A sunny trek among the guanacos
Patagonia Tour, End of the World
We drive to a beautiful green/blue lake with flamingos, and I see one fly, something you don't see in the zoo. Then we go to a very salty lake (I tasted it) that supports a primitive life form that looks like brains washed up on shore. Actually, the whole lake looked like a big green margarita and the crashing white caps like salt around it.
At another wild waterfall, it starts to rain quite a lot. Javier says he had planned to do a trek there but suggests we go elsewhere in hopes of rain stopping. We do, and sure enough, the sun comes out. So we agree on a 3-hour trek to see cave paintings instead of visiting a “beautiful farm.” Caitlin is not happy about the idea of a 3-hour walk, but the rest of us do not want to drive around anymore. Caitlin likes to be on a horse instead of her feet.
We put our lunches in backpacks, and Javier leads us off among golden hills. It is an easy walk across the steppes, dotted with grazing guanacos. We have lunch amid giant sedimentary boulders. Purple thistles and margaritas grow all around, attracting butterflies and bees. The sun is warm, all is lovely.
The rock paintings, another thing I find highly overrated, are uphill, but the views are beautiful; guanacos, munching everywhere, paying us no heed. In some spots the red grasses against the pale green are breathtaking.
We have to cross a ridge and go down the other side, quite steep and gravelly for a bit. Javier gives me one of this trekking sticks but Caitlin says she doesn’t want one until her feet are slipping on the gravel and Chris and Javier have to rescue her. After that she grows more cheerful. The plains are rather like an elephant graveyard, she says, because guanaco skeletons dot the fields, picked clean by both the pumas that brought them down and the birds.
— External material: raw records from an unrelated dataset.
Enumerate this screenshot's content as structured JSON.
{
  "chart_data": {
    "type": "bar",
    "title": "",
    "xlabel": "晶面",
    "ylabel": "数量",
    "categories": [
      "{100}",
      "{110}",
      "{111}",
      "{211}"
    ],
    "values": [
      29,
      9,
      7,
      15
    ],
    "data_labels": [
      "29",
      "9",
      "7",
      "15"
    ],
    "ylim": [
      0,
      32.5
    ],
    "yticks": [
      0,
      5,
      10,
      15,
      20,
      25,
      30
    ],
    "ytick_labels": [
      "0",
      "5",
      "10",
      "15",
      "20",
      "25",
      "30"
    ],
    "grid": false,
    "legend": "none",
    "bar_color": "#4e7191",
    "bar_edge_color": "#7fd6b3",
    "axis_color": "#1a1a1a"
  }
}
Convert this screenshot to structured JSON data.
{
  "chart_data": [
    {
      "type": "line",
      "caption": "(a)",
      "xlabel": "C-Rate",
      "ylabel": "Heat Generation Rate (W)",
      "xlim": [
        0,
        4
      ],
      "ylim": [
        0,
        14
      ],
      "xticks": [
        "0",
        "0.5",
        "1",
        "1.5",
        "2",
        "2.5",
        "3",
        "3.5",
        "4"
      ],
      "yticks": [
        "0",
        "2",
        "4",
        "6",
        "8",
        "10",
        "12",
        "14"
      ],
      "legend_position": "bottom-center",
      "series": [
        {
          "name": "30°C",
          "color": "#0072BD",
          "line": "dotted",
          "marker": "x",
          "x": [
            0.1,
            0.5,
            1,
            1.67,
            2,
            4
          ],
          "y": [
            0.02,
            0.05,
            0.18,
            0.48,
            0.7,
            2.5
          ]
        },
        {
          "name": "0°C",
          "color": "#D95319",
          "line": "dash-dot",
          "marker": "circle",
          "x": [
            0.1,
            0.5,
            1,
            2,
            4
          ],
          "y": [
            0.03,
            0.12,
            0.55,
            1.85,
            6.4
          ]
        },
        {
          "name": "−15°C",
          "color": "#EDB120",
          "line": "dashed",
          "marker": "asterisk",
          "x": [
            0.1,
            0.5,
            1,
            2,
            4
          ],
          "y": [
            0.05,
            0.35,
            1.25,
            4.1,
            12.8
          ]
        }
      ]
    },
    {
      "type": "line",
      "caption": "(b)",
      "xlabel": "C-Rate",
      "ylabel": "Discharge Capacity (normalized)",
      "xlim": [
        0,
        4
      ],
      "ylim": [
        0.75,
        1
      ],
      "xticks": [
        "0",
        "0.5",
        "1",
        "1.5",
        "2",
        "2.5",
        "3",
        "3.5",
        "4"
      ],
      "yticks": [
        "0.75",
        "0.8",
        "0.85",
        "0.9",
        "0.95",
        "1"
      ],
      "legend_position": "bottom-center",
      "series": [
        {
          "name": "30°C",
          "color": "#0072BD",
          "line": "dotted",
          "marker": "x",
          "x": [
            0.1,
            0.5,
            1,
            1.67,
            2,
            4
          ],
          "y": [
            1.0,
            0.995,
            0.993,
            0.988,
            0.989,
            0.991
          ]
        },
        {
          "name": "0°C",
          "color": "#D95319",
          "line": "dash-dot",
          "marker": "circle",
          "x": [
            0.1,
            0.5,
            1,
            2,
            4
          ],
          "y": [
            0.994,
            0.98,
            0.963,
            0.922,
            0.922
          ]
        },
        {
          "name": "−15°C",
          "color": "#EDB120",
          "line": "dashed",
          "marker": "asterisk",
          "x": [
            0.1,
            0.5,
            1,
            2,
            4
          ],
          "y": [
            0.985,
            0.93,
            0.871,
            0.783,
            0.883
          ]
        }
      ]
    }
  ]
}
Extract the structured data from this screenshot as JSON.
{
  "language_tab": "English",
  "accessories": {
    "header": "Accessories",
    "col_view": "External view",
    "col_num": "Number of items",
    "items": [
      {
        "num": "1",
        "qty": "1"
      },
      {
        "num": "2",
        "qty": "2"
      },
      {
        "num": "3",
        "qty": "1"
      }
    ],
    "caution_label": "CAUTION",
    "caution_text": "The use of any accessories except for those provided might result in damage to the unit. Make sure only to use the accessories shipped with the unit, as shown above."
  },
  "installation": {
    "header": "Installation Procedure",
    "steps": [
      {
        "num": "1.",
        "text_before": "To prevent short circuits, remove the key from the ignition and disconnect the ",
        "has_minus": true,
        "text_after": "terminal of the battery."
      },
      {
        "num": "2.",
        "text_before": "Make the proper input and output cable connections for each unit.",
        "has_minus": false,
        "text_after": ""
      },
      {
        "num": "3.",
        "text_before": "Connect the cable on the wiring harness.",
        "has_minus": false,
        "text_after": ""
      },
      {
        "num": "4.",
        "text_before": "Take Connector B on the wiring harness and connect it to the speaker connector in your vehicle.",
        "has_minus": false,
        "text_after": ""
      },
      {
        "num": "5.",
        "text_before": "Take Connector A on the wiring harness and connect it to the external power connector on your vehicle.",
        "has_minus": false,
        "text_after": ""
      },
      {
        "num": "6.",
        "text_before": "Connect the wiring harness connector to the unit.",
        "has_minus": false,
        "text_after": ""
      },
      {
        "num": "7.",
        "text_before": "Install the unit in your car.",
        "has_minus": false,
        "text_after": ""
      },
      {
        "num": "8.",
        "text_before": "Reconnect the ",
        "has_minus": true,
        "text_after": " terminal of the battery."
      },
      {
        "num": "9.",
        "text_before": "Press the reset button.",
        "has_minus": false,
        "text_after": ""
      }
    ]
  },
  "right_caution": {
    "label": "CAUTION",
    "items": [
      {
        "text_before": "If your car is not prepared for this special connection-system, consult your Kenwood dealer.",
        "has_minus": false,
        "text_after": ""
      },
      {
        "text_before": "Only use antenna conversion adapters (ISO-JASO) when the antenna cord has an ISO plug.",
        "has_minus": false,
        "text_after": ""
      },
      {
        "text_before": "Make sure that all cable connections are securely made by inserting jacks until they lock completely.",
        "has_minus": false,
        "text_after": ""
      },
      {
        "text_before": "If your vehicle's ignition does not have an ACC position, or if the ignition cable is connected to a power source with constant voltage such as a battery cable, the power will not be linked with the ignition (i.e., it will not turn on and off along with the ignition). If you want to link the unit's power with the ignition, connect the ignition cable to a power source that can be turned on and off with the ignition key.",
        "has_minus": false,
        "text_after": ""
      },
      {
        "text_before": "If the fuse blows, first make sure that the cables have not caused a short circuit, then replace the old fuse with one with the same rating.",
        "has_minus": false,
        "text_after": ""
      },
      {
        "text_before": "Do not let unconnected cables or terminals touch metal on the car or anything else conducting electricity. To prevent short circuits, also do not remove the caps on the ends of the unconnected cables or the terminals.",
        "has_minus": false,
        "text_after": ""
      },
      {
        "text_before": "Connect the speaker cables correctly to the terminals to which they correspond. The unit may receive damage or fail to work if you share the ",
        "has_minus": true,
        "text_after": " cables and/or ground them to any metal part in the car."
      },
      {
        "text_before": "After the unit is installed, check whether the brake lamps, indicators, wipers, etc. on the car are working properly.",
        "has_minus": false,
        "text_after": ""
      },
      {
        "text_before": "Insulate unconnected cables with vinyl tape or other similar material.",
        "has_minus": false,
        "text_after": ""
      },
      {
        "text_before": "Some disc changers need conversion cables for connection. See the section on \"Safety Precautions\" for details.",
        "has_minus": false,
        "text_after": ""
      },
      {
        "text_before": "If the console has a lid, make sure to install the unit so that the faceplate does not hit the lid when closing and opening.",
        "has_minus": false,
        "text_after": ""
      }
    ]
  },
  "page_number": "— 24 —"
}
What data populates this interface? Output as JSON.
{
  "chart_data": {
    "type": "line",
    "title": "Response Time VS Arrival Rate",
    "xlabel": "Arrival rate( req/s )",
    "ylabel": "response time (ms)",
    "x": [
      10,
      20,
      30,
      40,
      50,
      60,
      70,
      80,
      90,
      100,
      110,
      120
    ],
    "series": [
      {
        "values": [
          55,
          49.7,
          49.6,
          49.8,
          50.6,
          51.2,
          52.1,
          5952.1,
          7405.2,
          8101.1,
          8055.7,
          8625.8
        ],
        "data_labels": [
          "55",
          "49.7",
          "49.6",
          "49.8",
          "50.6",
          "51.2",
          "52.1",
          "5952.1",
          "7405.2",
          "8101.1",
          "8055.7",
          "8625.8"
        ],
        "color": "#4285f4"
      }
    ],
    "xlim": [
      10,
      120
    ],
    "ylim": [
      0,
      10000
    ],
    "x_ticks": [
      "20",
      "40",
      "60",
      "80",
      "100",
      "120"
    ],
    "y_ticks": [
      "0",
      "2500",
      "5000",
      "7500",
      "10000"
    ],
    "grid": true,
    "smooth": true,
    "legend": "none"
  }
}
Bones are bleached white, and skulls excellently preserved, right down to the teeth, rib cages sticking up. Javier says 40 to 50 percent of the offspring are lost to pumas.
Back in the van, my pedometer reads more than 13,000 steps! Javier says it was a trek of 8 or 9 kilometers.
Back at Eco Camp, it’s 530 and dinner isn’t until 730. Caitlin goes to sleep and Chris closes his eyes, but I go for a walk. The clouds appear to be lifting over the towers – the rest of the area is sunny – so I cruise around the new part of the camp, the domes with private bathrooms, wood stoves and little wooden decks. Celine, who had one, said you are still cold in the morning because you would have to stoke the fire in the middle of the night. But the bathroom being right there is huge, she agrees!
Chris is up by now, so he gets a beer and we bring our 2 chairs outside the dome to see whether the clouds will lift off the towers. Ronaldo and Tertius are up too, watching for them. But there is actually so much in the park that seeing the famous towers no longer seems like such a big deal.
At dinner, Celine says she only made it through 3 hours of the trek because of her bronchitis, and she went back down with a passing returning group. They had said they couldn’t see anything at the top anyway.
Dinner is a lamb bbq, with roasted peppers for Caitlin – not that she needed it with the huge salad/side dish buffet.
All the couples and Caitlin take their pictures together, and we all say how wonderful (and lucky) it is that we all got along and found each other interesting. We invite each other to visit and exchange email addresses.
Javier, our mother hen, promises he will wake us up at 530 for 6 am breakfast (we have no alarm). Chris said the showers had been so-so, ok for him because he likes lukewarm water. But others said it was touch and go with the hot water, which depends on solar panels.